From Oppenheimer to Barbie: Move from chaos to the perfect world by prioritizing test scope with RBT

One of the main entry points into the technical QA field is through exploratory testing. In this procedure, a QA professional is introduced to a product or project they've never interacted with before and asked to explore it to identify defects and report them to developers.

This method gives QA the freedom to explore the system without strictly following a predefined set of test cases. They utilize their experience, intuition, and knowledge to interact with the product or project, aiming to uncover possible defects, unexpected behaviors, and areas for improvement.

In reality, there is often confusion at this stage regarding terminology. What I've described above is not actually exploratory testing, but rather ad-hoc testing. The key distinction is that ad-hoc testing doesn't require previous experience or strategic planning. Conversely, exploratory testing demands prior experience and understanding of test strategies, such as heuristics, mind maps, checklists, and similar techniques, to effectively explore the product.

According to James Bach:

“Exploratory software testing is a powerful but widely misunderstood approach. In certain situations, it can be far more productive than scripted testing. All testers practice some form of exploratory testing unless they simply do not create tests at all. Yet, few of us have studied this approach extensively, and it's not highly respected in our field. This attitude is starting to change as companies seek increasingly agile and cost-effective methods of software development.”

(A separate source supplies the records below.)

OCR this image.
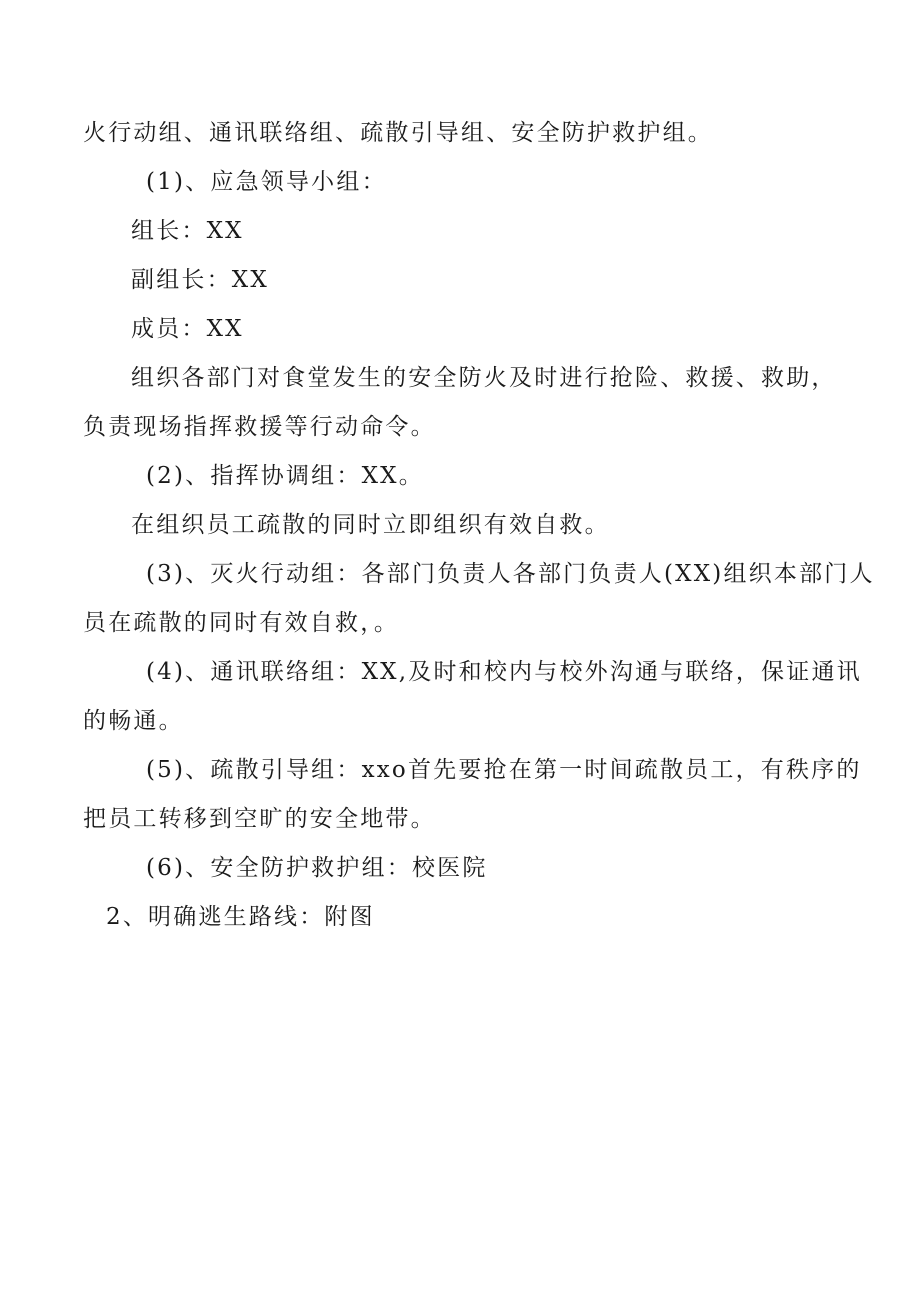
火行动组、通讯联络组、疏散引导组、安全防护救护组。
(1)、应急领导小组：
组长：XX
副组长：XX
成员：XX
组织各部门对食堂发生的安全防火及时进行抢险、救援、救助，
负责现场指挥救援等行动命令。
(2)、指挥协调组：XX。
在组织员工疏散的同时立即组织有效自救。
(3)、灭火行动组：各部门负责人各部门负责人(XX)组织本部门人
员在疏散的同时有效自救，。
(4)、通讯联络组：XX,及时和校内与校外沟通与联络，保证通讯
的畅通。
(5)、疏散引导组：xxo首先要抢在第一时间疏散员工，有秩序的
把员工转移到空旷的安全地带。
(6)、安全防护救护组：校医院
2、明确逃生路线：附图
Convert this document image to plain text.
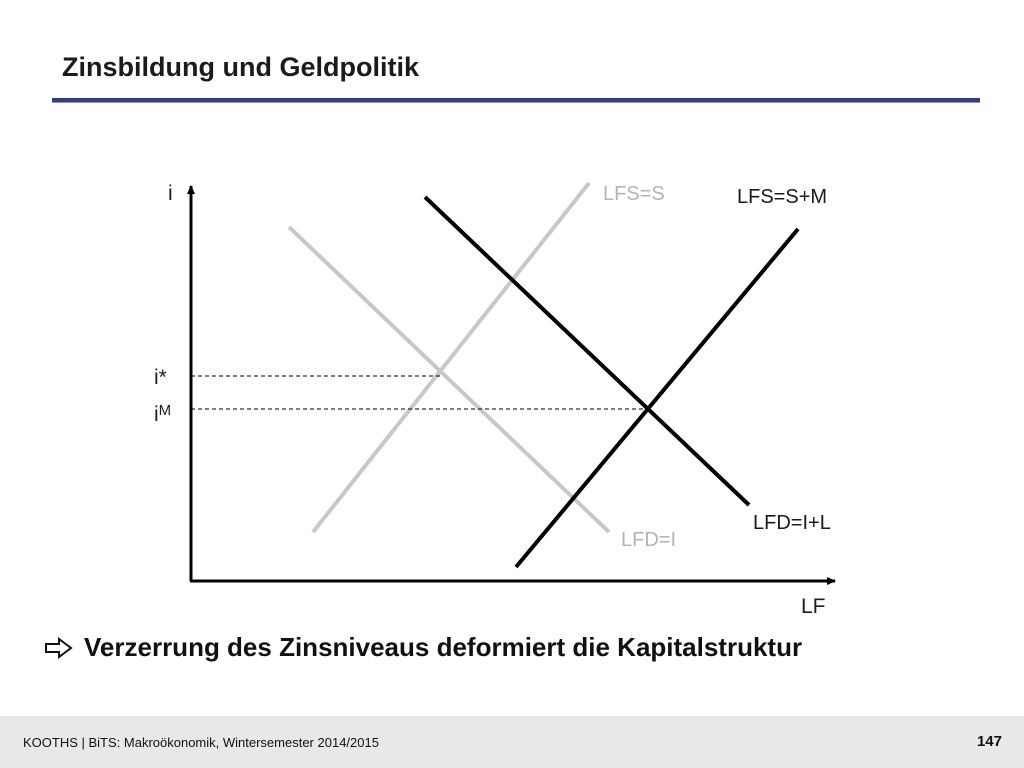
Zinsbildung und Geldpolitik
i
LF
i*
$i^M$
LFS=S	LFS=S+M
LFD=I+L
LFD=I
Verzerrung des Zinsniveaus deformiert die Kapitalstruktur
KOOTHS | BiTS: Makroökonomik, Wintersemester 2014/2015	147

I won't delve deeply into exploratory testing in this article (perhaps in a future one), but if you want a comprehensive understanding, I recommend two key resources:

• The article "Exploratory Testing Explained" by James Bach (quoted above);
• The book "Explore it! Reduce Risk and Increase Confidence with Exploratory Testing" by Elisabeth Hendrickson.

Particularly, the book provides detailed explanations on how to explore effectively, practical sessions, quality factors, essential elements, and when to stop testing.

Scope Prioritization

Although these readings deeply cover exploratory testing, there remains one topic not mentioned explicitly — scope prioritization.

After these readings, you may now understand how to conduct exploratory testing more efficiently. However, how should you prioritize the scope identified during exploratory testing? Without this prioritization, all gathered information could easily become chaotic.

With this chaos in mind, I recalled another resource I encountered early in my career, known as Risk-Based Testing (RBT).

Risk-Based Testing (RBT) is a software testing approach focused on allocating testing resources to system areas presenting the highest risk. Its primary goal is identifying, prioritizing, and addressing software risks, ensuring tests target critical and error-prone components.

Instead of uniformly applying testing across the entire system, RBT optimizes the testing process to maximize the discovery of significant defects while minimizing risks associated with software usage. This becomes particularly critical when testing resources like time and budget are limited.

You can create your test cases based on these efforts, structured as follows:

Testing efforts identified through exploratory testing are prioritized according to their impact multiplied by occurrence frequency (shown visually from red to green, highest number to lowest).

Once all testing efforts are mapped in this traceability matrix, your role as QA is ensuring coverage starts from behaviors with the highest impact-to-occurrence ratio, progressing down to the lowest and least frequent risks.

Therefore, your testing focus should consistently follow this prioritized order: 25, 20, 20, 16, 15, 15, 12, 12, 10, 10, 9, 8, 8, 6, 6, 5, 5, 4, 4, 3, 3, 2, 2, 2, 1.

But how do you identify which system part corresponds to 25, 20, 16, 15, and so forth? This is where your field experience comes in. If you're unsure or lack experience, you can rely on market benchmarks, customer-defined criticality criteria, or validate these priorities with your team.

In other words, the vast project flow observed during exploratory testing, initially appearing chaotic and lacking scope prioritization, starts transforming into an organized and structured process.

Even better, you're not limited to using RBT exclusively in test execution. RBT can also be effectively applied in prioritizing business rules, acceptance criteria, prototype designs, requirements documentation, and more.

Interestingly, as you engage more frequently in exploratory testing, prioritizing scope becomes second nature, forming an effective exploratory testing framework based on experience combined with scope prioritization.

Together, exploratory testing and risk-based testing strengthen software quality, streamline the testing process, and significantly increase the likelihood of discovering and addressing critical defects before they reach end users. These approaches not only enhance defect detection but also foster a proactive quality mindset, enabling closer collaboration between development and testing teams to mitigate risks from the earliest stages of the software lifecycle.

The combination of exploratory testing and risk-based testing plays a crucial role in ensuring the quality of products and projects. Exploratory testing allows testers to interact with software more intuitively and flexibly, grounded in testing techniques. Meanwhile, risk-based testing directs testing efforts towards areas with the highest impact and risk.

Ultimately, this strategic combination contributes to delivering a more reliable, functional, and secure product or project.